Specific Aim 2 : To simulate the PrEP continuum in each of the specific settings noted below, including PrEP eligibility within key populations, access, retention, and adherence. To inform these simulations, and generate estimates for PrEP utilization up to 10 years into the future, we will integrate empirical data for each step of the continuum. This will include a focus on both the development and testing of diverse PrEP eligibility measures, including electronic health record-based algorithms, clinical checklists, and CDC guidelines.
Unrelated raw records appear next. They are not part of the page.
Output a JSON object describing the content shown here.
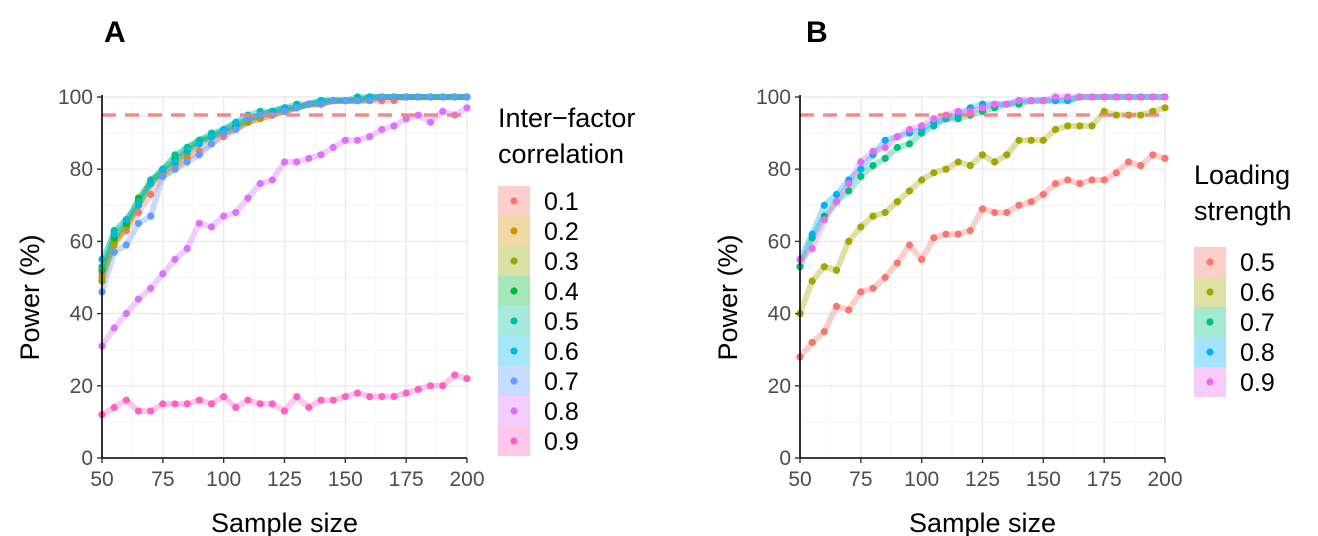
{
  "chart_data": [
    {
      "panel_label": "A",
      "type": "line",
      "xlabel": "Sample size",
      "ylabel": "Power (%)",
      "xlim": [
        50,
        200
      ],
      "ylim": [
        0,
        100
      ],
      "xticks": [
        50,
        75,
        100,
        125,
        150,
        175,
        200
      ],
      "yticks": [
        0,
        20,
        40,
        60,
        80,
        100
      ],
      "reference_line": {
        "y": 95,
        "style": "dashed",
        "color": "#F08080"
      },
      "grid": true,
      "legend": {
        "title_lines": [
          "Inter−factor",
          "correlation"
        ],
        "placement": "right"
      },
      "x": [
        50,
        55,
        60,
        65,
        70,
        75,
        80,
        85,
        90,
        95,
        100,
        105,
        110,
        115,
        120,
        125,
        130,
        135,
        140,
        145,
        150,
        155,
        160,
        165,
        170,
        175,
        180,
        185,
        190,
        195,
        200
      ],
      "series": [
        {
          "name": "0.1",
          "color": "#F8766D",
          "values": [
            51,
            60,
            63,
            68,
            73,
            78,
            80,
            83,
            85,
            87,
            89,
            91,
            93,
            94,
            95,
            96,
            97,
            98,
            98,
            99,
            99,
            99,
            99,
            99,
            99,
            100,
            100,
            100,
            100,
            100,
            100
          ]
        },
        {
          "name": "0.2",
          "color": "#D39200",
          "values": [
            50,
            59,
            64,
            70,
            76,
            79,
            81,
            84,
            87,
            89,
            90,
            91,
            93,
            94,
            95,
            96,
            97,
            98,
            98,
            99,
            99,
            99,
            99,
            100,
            100,
            100,
            100,
            100,
            100,
            100,
            100
          ]
        },
        {
          "name": "0.3",
          "color": "#93AA00",
          "values": [
            49,
            60,
            64,
            70,
            77,
            79,
            82,
            85,
            88,
            89,
            90,
            92,
            93,
            95,
            96,
            96,
            97,
            98,
            98,
            99,
            99,
            99,
            100,
            100,
            100,
            100,
            100,
            100,
            100,
            100,
            100
          ]
        },
        {
          "name": "0.4",
          "color": "#00BA38",
          "values": [
            52,
            61,
            65,
            72,
            76,
            80,
            83,
            86,
            88,
            89,
            91,
            92,
            94,
            95,
            96,
            97,
            97,
            98,
            99,
            99,
            99,
            99,
            100,
            100,
            100,
            100,
            100,
            100,
            100,
            100,
            100
          ]
        },
        {
          "name": "0.5",
          "color": "#00C19F",
          "values": [
            53,
            63,
            66,
            71,
            77,
            80,
            84,
            86,
            88,
            90,
            91,
            93,
            95,
            96,
            96,
            97,
            98,
            98,
            99,
            99,
            99,
            100,
            100,
            100,
            100,
            100,
            100,
            100,
            100,
            100,
            100
          ]
        },
        {
          "name": "0.6",
          "color": "#00B9E3",
          "values": [
            55,
            62,
            66,
            70,
            76,
            80,
            82,
            85,
            87,
            89,
            91,
            93,
            94,
            95,
            96,
            97,
            97,
            98,
            99,
            99,
            99,
            99,
            100,
            100,
            100,
            100,
            100,
            100,
            100,
            100,
            100
          ]
        },
        {
          "name": "0.7",
          "color": "#619CFF",
          "values": [
            46,
            57,
            59,
            65,
            67,
            78,
            80,
            82,
            84,
            87,
            90,
            91,
            94,
            95,
            95,
            96,
            97,
            98,
            98,
            99,
            99,
            99,
            99,
            100,
            100,
            100,
            100,
            100,
            100,
            100,
            100
          ]
        },
        {
          "name": "0.8",
          "color": "#DB72FB",
          "values": [
            31,
            36,
            40,
            44,
            47,
            51,
            55,
            58,
            65,
            64,
            67,
            68,
            72,
            76,
            77,
            82,
            82,
            83,
            84,
            86,
            88,
            88,
            89,
            91,
            92,
            94,
            95,
            93,
            96,
            95,
            97
          ]
        },
        {
          "name": "0.9",
          "color": "#FF61C3",
          "values": [
            12,
            14,
            16,
            13,
            13,
            15,
            15,
            15,
            16,
            15,
            17,
            14,
            16,
            15,
            15,
            13,
            17,
            14,
            16,
            16,
            17,
            18,
            17,
            17,
            17,
            18,
            19,
            20,
            20,
            23,
            22
          ]
        }
      ]
    },
    {
      "panel_label": "B",
      "type": "line",
      "xlabel": "Sample size",
      "ylabel": "Power (%)",
      "xlim": [
        50,
        200
      ],
      "ylim": [
        0,
        100
      ],
      "xticks": [
        50,
        75,
        100,
        125,
        150,
        175,
        200
      ],
      "yticks": [
        0,
        20,
        40,
        60,
        80,
        100
      ],
      "reference_line": {
        "y": 95,
        "style": "dashed",
        "color": "#F08080"
      },
      "grid": true,
      "legend": {
        "title_lines": [
          "Loading",
          "strength"
        ],
        "placement": "right"
      },
      "x": [
        50,
        55,
        60,
        65,
        70,
        75,
        80,
        85,
        90,
        95,
        100,
        105,
        110,
        115,
        120,
        125,
        130,
        135,
        140,
        145,
        150,
        155,
        160,
        165,
        170,
        175,
        180,
        185,
        190,
        195,
        200
      ],
      "series": [
        {
          "name": "0.5",
          "color": "#F8766D",
          "values": [
            28,
            32,
            35,
            42,
            41,
            46,
            47,
            50,
            54,
            59,
            55,
            61,
            62,
            62,
            63,
            69,
            68,
            68,
            70,
            71,
            73,
            76,
            77,
            76,
            77,
            77,
            79,
            82,
            81,
            84,
            83
          ]
        },
        {
          "name": "0.6",
          "color": "#A3A500",
          "values": [
            40,
            49,
            53,
            52,
            60,
            64,
            67,
            68,
            71,
            74,
            77,
            79,
            80,
            82,
            81,
            84,
            82,
            84,
            88,
            88,
            88,
            91,
            92,
            92,
            92,
            96,
            95,
            95,
            95,
            96,
            97
          ]
        },
        {
          "name": "0.7",
          "color": "#00BF7D",
          "values": [
            53,
            61,
            67,
            71,
            74,
            78,
            81,
            83,
            86,
            87,
            90,
            92,
            94,
            94,
            95,
            96,
            97,
            98,
            98,
            99,
            99,
            99,
            99,
            100,
            100,
            100,
            100,
            100,
            100,
            100,
            100
          ]
        },
        {
          "name": "0.8",
          "color": "#00B0F6",
          "values": [
            55,
            62,
            70,
            73,
            77,
            80,
            84,
            88,
            89,
            90,
            91,
            93,
            94,
            95,
            97,
            98,
            98,
            98,
            99,
            99,
            99,
            99,
            99,
            100,
            100,
            100,
            100,
            100,
            100,
            100,
            100
          ]
        },
        {
          "name": "0.9",
          "color": "#E76BF3",
          "values": [
            55,
            58,
            66,
            71,
            76,
            82,
            85,
            86,
            89,
            91,
            92,
            94,
            95,
            96,
            96,
            97,
            98,
            98,
            99,
            99,
            99,
            100,
            100,
            100,
            100,
            100,
            100,
            100,
            100,
            100,
            100
          ]
        }
      ]
    }
  ]
}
Specific Aim 3 : To evaluate the potential to reduce HIV incidence by 75% in five years, and 90% by 2030, through targeted PrEP expansion, within the context of existing combination prevention packages in settings with a history of HIV prevention successes (e.g., Boston and San Francisco), settings that have struggled in their GTZ efforts (Miami, Atlanta), and rural settings that are priority areas for the new EHE initiative. This approach will include network-based analyses that will investigate the most efficient methods of PrEP delivery within heterogenous epidemics.
This proposal is to use an agent-based HIV transmission model, the HIV Calibrated Dynamic Model (HIV- CDM), to evaluate the role of the PrEP care continuum in the Getting to Zero/Ending the Epidemic (EHE) campaigns in the United States. We will expand the HIV-CDM to incorporate the behavioral and epidemic data for men who have sex with men (MSM), men who have sex with men and women (MSMW), people who inject drugs (PWID) and heterosexuals. Using the HIV-CDM, we will model the population level impact of maximizing the PrEP continuum (identification, testing, linkage, access, and retention) on the EHE goals of 50% and 90% reduction in HIV incidence over the next 5 and 10 years, respectively.